Given that it will be banned in the USA on January 19, TikTok intends to file another appeal. The DC Circuit Court of Appeals denied a temporary stay of TikTok’s ban on Friday, stating that the block was “unwarranted.” This decision opens the door for the Supreme Court to potentially make a decision regarding the future of the well-known video-sharing app.
A bill signed into law by President Joe Biden in April mandated that Beijing-based ByteDance sell TikTok to a non-Chinese business. Citing national security reasons, the same appeals court upheld the statute last week, and this latest verdict comes after that decision.
The corporation might be able to wait months to appeal the case to the Supreme Court, thus stopping the law indefinitely, according to the Biden administration’s earlier plea to the appeals court not to place a temporary ban on the statute.
In a statement released on December 6, TikTok spokesperson Michael Hughes stated, “We expect the Supreme Court to uphold Americans’ right to free speech, as they have done historically.”
In this instance, the Supreme Court could conclude quickly. The federal government and TikTok had earlier requested that the appeals court accelerate its decision in order to allow for an appeal prior to the January 19 ban.
According to Josh Schiller, a partner at the law firm Boies Schiller Flexner, the Supreme Court, which has a conservative majority of six justices, is likely to sustain the ban, he told CNN earlier this month.
“I find it difficult to believe that the conservative majority on the Supreme Court would not consider this to be a case involving (national) security,” Schiller stated.
Earlier this month, Cornell Law School professor and associate director of the First Amendment Clinic Gautam Hans told CNN that TikTok would be in a bad position if the Supreme Court decided not to examine the issue at all.
On Wednesday, the Department of Justice stated that should the ban be implemented, it would “not directly prohibit the continued use of TikTok” for the more than 170 million people who use the app each month. However, if the app is banned, don’t expect to see any more updates or be able to download it.

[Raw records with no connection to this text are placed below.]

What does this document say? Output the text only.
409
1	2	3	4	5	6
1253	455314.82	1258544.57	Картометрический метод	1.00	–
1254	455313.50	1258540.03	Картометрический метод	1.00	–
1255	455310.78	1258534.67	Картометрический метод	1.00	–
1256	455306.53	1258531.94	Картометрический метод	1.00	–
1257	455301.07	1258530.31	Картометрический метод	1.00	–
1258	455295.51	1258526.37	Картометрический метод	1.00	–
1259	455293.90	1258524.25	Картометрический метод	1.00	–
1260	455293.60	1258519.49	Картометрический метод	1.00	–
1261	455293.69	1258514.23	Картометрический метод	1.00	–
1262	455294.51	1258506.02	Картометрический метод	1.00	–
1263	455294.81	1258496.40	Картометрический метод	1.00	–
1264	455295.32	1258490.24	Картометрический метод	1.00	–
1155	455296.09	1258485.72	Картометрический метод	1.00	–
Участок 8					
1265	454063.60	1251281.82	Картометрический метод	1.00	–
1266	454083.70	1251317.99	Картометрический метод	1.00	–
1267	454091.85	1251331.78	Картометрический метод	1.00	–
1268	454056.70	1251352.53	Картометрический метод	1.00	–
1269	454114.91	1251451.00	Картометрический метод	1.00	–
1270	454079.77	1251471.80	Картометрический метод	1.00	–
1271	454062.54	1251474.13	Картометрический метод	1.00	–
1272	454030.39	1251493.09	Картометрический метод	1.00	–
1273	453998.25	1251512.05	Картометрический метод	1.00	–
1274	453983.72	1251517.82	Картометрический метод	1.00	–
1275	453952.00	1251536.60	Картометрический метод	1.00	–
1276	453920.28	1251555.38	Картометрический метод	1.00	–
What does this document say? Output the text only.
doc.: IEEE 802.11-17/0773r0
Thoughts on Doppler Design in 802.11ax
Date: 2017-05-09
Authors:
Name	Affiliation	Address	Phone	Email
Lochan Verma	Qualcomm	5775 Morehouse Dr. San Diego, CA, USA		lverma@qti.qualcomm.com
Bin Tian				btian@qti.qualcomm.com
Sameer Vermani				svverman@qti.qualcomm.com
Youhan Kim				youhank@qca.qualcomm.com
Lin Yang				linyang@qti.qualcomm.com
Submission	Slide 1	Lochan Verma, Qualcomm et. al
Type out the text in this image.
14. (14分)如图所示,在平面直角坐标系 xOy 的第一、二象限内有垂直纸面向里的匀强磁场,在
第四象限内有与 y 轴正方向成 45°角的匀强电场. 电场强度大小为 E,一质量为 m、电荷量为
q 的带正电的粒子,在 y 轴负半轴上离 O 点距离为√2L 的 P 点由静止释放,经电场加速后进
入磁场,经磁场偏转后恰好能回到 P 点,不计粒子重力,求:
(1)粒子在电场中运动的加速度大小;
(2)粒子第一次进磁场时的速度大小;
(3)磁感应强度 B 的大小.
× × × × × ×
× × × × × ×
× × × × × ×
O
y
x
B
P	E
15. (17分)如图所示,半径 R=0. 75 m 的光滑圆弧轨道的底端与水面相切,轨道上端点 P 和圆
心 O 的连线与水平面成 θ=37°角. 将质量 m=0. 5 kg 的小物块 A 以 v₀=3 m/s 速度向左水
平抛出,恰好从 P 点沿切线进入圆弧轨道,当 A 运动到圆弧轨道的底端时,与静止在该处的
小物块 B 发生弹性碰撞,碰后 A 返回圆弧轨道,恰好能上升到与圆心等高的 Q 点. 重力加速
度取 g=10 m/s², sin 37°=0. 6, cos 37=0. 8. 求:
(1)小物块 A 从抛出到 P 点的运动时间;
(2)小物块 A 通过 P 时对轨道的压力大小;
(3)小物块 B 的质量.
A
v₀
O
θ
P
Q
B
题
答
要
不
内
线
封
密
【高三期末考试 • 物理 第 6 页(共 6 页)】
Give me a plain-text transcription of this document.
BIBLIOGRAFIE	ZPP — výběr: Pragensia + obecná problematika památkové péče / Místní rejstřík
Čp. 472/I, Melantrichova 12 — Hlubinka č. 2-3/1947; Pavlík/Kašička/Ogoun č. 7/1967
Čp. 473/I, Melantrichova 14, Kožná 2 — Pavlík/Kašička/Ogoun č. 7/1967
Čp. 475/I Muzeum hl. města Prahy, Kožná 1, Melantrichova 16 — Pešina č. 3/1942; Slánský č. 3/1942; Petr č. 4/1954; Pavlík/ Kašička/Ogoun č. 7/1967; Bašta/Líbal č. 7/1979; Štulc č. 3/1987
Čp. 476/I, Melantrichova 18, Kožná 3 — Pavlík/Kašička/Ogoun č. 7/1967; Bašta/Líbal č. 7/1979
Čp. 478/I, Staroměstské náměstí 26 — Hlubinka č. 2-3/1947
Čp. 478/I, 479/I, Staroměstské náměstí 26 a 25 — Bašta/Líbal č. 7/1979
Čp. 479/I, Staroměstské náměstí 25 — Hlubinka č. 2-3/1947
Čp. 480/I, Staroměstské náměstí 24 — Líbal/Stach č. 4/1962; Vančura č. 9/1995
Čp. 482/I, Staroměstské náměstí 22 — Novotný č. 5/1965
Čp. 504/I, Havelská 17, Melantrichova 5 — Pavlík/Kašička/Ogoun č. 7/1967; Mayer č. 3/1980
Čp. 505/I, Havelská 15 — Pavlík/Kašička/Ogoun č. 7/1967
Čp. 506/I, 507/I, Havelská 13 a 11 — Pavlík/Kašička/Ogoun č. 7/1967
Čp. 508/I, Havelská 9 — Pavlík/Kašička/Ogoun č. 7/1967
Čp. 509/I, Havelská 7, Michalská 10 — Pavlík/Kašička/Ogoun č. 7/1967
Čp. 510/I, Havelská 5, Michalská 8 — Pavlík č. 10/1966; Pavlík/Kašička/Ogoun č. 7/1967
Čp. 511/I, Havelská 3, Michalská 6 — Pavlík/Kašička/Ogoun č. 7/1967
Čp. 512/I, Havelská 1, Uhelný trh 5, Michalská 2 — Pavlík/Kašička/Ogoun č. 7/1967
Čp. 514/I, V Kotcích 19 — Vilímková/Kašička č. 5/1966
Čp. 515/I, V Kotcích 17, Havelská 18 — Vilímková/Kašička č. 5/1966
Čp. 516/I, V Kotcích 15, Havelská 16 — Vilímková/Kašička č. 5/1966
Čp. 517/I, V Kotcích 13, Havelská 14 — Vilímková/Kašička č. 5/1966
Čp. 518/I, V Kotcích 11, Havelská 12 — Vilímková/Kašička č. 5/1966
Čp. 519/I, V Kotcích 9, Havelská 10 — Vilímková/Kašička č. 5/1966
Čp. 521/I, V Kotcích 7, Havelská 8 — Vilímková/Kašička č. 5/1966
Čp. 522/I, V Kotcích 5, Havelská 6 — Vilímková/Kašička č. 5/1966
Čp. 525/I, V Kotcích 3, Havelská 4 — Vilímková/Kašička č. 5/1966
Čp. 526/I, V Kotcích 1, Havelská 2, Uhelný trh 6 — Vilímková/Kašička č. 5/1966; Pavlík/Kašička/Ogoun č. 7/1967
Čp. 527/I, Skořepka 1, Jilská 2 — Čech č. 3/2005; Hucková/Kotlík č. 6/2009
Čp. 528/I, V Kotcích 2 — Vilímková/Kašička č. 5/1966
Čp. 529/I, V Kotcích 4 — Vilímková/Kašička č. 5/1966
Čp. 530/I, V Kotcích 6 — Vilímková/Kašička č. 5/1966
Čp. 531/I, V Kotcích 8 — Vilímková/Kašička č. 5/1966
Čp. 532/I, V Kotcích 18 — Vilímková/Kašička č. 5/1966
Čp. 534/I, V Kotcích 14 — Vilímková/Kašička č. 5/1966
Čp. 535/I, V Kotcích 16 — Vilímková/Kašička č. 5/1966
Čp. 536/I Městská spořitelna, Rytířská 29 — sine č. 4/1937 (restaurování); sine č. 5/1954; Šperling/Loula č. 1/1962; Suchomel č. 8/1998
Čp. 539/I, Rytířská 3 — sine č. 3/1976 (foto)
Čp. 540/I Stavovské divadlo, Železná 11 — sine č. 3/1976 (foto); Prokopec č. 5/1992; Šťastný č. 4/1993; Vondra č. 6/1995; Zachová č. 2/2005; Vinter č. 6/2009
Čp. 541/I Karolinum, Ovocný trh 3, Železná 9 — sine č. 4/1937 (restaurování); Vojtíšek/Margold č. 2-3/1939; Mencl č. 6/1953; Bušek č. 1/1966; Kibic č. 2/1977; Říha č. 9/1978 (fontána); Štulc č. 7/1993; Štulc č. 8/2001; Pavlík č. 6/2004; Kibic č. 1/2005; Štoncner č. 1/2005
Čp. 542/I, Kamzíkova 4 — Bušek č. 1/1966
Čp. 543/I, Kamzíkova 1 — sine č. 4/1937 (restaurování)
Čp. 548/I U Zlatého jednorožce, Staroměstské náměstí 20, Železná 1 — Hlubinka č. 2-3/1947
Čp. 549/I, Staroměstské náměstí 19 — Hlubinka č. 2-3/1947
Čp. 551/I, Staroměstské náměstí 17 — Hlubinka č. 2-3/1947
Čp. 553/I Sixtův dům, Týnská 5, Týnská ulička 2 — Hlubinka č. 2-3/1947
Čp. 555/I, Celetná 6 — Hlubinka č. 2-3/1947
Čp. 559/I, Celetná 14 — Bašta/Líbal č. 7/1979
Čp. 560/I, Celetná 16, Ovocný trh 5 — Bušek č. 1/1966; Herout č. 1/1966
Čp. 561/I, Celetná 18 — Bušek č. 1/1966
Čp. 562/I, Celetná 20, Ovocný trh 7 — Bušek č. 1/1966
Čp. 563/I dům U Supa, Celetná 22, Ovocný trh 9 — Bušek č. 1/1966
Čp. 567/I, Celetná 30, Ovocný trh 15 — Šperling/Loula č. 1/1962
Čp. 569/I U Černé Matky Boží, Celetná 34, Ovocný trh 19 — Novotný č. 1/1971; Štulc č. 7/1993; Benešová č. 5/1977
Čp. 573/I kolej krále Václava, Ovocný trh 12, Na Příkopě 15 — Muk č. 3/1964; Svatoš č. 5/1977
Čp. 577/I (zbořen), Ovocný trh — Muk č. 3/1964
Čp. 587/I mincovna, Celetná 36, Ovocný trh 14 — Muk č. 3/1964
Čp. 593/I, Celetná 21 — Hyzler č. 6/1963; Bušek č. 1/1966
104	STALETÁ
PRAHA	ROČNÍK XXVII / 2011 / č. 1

The CEOs of Apple and Alphabet, the parent company of Google, received a bipartisan letter from two heads of the US House of Representatives committee on China advising them to get ready to remove TikTok from their US app stores on January 19.
Moreover, TikTok will not be accessible on web hosting sites. According to the Justice Department, users should anticipate that the software will “eventually” become unfeasible.
TikTok may yet be able to survive in the US, despite ByteDance’s prior announcement that it will not be selling the app.
The statute underpinning the embargo allows Biden to give a 90-day one-time extension if he thinks a company has moved closer to a sale. He hasn’t made any indication that he intends to.
Potential supporters of TikTok include President-elect Donald Trump, who takes office the day following the ban. In a video uploaded to the app in July, he declared that he would “never ban TikTok”—despite having attempted to do so during his first tenure.
A few choices are available: Trump may request that Congress overturn the legislation, but analysts say it is unlikely to happen. Alan Rozenshtein, an associate professor of law at the University of Minnesota, told CNN last month that he may also order the attorney general to halt the enforcement of the legislation or declare TikTok exempt from it.